Ah I understand what you mean. I guess I'm not quite the CLEANEST guitarist, as my fingers are kinda crooked... that's what happens when you crack your knuckles all the time though, I guess. But anyway yes, a certain amount of practice can get me playing the stuff perfectly clean. I understand what you mean, but now I have another question.
So the two rhythms split 100 L/R... they're supposed to be the normal tone, right? With the bite, punch, strength, yaknow.... But the two split 80 L/R are supposed to be a bit more quiet and with less treble or what? Sort of like a ghost track you can barely hear because the treble is turned way down and maybe the mids turned down a bit? Please explain this concept to me a bit more, about the secondary guitar tone.
And about leads... If there are no vocals, I just put the lead at 0 Pan. If there's a lead amongst vocals, maybe 25 or 30 pan, or more depending on how it sounds. I usually used the same tone as I did for the rhythms, but are you saying I should perhaps use a less distorted tone, maybe with less or more treble and some delay(echo)? I'd love to get a great rhythm tone and leads too, at the same time! Thanks for helping me out, guys!
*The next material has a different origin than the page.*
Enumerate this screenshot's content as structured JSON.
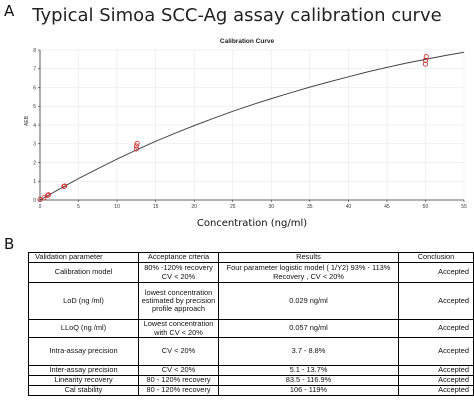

Also I was going to start a new thread with "the epic question", the question to end all questions, but I forgot what it was unfortunately. I did think of another one though. When it comes to keyboards, you guys said to record them with one track at a zero pan... well is it the same for Strings? I always thought keyboard strings should be recorded and spread out wide. Are strings supposed to be Pan 0 or is there some special method to things like that? You know, symphonic musics?